How invite-only rooms work
Each room has a random slug — something like quiet-falcon-72 — that nobody can guess. There is no list of rooms, no search, no public landing page for an active room. The only way in is through the invite link.
Hosts also get a host token tied to that room. The token is what unlocks playback control and host-only actions like ending the session. If you only have the invite link, you join as a viewer.
What we don't store
We deliberately keep what we know about your room as small as possible:
- No video or screen content— Streams are peer-to-peer. We never see them.
- No chat history beyond the session— Messages live in the room and are gone when it ends.
- No recording— There is no record button. There is no record-on-server feature for staff.

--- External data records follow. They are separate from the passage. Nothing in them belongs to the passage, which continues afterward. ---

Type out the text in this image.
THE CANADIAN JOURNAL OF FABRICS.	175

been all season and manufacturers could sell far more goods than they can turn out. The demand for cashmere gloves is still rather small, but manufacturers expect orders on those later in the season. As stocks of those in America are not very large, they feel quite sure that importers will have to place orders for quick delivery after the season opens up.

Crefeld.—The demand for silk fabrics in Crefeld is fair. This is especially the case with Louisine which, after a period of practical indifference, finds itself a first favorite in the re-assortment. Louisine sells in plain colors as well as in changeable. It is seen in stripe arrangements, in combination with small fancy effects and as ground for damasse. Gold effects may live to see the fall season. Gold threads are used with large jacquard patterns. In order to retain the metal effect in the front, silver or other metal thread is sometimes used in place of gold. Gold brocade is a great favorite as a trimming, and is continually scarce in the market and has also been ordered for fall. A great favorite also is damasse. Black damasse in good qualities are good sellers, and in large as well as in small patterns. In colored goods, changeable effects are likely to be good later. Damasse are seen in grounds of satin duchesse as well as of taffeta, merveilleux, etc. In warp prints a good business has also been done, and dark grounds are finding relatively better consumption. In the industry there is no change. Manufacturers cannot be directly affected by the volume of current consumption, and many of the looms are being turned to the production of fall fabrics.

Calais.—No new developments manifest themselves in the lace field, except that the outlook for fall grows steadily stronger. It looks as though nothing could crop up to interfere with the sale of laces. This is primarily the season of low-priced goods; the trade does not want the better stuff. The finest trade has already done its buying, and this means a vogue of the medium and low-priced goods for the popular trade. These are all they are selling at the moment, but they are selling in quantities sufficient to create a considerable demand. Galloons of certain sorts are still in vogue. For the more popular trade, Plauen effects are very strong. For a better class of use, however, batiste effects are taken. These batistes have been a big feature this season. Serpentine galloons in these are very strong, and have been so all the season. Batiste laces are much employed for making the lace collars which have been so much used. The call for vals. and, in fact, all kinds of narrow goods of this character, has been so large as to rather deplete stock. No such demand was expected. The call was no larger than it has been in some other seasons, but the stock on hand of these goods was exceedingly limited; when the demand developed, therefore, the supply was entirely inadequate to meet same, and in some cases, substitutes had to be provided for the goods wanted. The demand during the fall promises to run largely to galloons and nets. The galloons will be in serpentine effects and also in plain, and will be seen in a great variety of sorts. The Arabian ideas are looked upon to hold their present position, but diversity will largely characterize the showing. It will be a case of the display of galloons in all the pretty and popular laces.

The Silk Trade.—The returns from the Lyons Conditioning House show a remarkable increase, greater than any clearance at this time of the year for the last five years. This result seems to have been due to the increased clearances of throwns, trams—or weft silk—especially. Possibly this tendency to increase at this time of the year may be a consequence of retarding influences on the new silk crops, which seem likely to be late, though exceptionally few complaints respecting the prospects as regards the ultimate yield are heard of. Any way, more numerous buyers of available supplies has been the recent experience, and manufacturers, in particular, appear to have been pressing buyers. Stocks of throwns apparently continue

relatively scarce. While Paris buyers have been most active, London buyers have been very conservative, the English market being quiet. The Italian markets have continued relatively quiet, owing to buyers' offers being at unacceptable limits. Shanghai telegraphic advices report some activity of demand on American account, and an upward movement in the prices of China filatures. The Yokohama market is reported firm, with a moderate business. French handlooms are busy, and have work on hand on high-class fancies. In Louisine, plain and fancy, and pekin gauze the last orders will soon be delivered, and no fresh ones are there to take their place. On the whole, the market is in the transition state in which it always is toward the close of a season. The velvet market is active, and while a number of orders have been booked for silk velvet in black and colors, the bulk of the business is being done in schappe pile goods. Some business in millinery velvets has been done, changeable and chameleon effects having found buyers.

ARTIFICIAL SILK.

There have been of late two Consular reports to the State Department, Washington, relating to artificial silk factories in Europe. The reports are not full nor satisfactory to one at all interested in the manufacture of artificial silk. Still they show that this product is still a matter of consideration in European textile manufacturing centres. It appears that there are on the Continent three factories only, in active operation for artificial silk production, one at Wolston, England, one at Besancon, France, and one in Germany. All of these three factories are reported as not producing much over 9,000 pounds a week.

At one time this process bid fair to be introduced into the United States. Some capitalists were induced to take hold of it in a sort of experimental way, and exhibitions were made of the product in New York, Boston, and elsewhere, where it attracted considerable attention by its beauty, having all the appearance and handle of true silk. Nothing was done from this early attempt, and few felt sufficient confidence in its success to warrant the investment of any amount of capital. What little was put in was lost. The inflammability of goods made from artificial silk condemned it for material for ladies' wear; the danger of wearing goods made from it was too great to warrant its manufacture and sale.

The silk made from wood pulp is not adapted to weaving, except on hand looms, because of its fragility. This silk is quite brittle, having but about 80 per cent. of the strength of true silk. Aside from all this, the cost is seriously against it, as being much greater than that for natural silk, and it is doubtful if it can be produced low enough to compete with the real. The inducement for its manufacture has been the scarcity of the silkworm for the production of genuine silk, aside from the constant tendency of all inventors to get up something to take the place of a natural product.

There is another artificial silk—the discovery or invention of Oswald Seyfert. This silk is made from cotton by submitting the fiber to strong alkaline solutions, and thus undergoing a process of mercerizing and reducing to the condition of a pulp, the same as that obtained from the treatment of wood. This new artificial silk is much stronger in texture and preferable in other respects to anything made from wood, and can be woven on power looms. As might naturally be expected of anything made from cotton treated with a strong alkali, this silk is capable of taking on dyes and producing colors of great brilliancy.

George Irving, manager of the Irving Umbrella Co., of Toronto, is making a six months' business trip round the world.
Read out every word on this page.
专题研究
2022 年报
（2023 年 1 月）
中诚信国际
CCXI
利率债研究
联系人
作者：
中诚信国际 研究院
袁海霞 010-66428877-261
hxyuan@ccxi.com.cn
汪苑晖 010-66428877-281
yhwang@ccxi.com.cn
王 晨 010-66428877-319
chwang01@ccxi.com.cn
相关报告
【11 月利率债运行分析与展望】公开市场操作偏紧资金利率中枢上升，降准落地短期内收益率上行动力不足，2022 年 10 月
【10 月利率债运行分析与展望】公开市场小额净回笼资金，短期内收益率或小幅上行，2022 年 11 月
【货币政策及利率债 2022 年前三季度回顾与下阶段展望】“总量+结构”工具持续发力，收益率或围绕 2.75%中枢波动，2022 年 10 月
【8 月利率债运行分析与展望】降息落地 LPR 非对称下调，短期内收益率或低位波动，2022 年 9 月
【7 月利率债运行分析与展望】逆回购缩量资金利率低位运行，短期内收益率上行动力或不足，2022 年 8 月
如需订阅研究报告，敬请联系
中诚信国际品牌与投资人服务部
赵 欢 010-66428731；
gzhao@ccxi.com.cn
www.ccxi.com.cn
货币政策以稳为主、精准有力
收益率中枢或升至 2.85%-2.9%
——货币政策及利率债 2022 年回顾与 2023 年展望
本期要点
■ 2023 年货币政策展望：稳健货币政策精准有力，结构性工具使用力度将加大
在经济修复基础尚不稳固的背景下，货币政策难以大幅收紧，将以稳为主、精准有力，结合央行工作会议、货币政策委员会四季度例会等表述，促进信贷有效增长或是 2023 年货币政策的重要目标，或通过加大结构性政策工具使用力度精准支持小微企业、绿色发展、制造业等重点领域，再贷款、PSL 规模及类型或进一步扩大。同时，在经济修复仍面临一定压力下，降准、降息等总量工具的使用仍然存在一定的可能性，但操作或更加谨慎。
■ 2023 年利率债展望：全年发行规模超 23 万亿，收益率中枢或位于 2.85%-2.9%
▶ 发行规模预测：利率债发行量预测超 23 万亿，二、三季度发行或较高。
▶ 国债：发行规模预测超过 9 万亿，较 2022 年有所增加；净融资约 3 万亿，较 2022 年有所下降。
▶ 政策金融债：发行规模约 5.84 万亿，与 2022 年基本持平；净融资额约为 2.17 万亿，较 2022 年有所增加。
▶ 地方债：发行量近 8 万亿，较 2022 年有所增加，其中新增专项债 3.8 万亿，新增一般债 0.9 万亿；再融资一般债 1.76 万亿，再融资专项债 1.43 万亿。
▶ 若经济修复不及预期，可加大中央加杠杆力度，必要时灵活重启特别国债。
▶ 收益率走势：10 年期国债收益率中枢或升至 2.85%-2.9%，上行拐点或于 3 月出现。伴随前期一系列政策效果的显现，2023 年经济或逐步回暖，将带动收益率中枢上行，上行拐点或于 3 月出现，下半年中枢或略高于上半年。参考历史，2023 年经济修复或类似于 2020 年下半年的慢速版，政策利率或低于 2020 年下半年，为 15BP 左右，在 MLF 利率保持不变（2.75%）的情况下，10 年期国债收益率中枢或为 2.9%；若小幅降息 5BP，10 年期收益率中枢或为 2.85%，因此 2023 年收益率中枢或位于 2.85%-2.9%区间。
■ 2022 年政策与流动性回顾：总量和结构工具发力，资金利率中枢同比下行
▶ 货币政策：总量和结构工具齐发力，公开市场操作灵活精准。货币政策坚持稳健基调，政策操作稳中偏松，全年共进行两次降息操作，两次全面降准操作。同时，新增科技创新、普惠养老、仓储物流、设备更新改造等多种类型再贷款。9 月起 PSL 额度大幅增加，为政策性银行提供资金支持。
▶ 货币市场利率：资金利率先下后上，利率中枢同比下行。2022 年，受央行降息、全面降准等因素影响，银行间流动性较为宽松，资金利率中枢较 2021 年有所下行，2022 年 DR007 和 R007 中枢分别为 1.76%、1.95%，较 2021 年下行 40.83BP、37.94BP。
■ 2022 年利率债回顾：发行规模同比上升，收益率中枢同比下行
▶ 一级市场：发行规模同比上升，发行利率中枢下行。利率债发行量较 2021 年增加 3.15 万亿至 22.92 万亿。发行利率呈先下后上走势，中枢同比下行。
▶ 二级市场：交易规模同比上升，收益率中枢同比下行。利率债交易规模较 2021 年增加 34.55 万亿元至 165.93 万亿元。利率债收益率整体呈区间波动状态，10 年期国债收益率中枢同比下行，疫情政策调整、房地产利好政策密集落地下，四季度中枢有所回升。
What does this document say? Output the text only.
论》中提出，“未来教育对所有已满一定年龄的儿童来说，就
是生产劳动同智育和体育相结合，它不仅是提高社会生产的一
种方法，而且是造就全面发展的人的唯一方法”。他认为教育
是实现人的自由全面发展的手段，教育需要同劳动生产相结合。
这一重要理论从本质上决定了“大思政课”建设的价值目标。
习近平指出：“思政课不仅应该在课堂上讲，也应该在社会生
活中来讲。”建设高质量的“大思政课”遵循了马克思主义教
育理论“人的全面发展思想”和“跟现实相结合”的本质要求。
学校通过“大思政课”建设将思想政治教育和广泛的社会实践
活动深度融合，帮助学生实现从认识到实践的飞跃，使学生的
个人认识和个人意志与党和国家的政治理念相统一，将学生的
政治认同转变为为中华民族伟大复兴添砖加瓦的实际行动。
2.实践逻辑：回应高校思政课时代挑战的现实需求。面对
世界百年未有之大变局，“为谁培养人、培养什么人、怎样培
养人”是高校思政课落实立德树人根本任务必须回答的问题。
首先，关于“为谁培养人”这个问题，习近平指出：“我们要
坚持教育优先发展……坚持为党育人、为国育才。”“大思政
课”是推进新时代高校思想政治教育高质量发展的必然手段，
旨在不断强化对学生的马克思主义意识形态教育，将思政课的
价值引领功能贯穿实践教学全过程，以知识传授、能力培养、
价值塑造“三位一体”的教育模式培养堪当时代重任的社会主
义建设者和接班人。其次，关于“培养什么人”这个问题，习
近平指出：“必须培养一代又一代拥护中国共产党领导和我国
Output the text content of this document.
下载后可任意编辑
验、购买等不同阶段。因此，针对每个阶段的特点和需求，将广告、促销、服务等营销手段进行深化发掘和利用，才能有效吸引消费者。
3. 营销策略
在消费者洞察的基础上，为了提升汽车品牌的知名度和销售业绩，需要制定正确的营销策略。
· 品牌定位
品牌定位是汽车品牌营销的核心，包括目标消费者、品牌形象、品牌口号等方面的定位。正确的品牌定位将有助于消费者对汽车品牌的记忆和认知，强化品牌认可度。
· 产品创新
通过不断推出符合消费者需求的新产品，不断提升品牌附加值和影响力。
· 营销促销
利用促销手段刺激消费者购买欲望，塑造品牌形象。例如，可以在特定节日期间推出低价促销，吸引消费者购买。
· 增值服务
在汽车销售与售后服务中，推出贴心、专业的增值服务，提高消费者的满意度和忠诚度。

- No watch analytics— We don't track what you watched, how long, or with whom.
Encrypted by default
WebRTC media is encrypted with DTLS-SRTP between peers. The encryption keys are negotiated directly between participants and never shared with our backend. Even if our infrastructure were compromised, an attacker would have no way to decrypt past sessions because there is nothing to decrypt — the bytes never went through us.
We also keep signaling and media strictly separate. Signaling is the part that helps your devices find each other; it is short-lived metadata, not content. Media is the part you actually care about, and it stays peer-to-peer.
When a private room is the right call
If you're watching anything you wouldn't want a stranger or an algorithm to log — a personal video, a confidential recording, a draft of a film, a sensitive client demo — a private peer-to-peer room is a much closer match to your expectations than a generic video call or a public watch-party platform.
Even for casual movie nights, defaulting to a private room is just kinder to your guests. They don't need to make an account or hand over data to a platform they don't trust.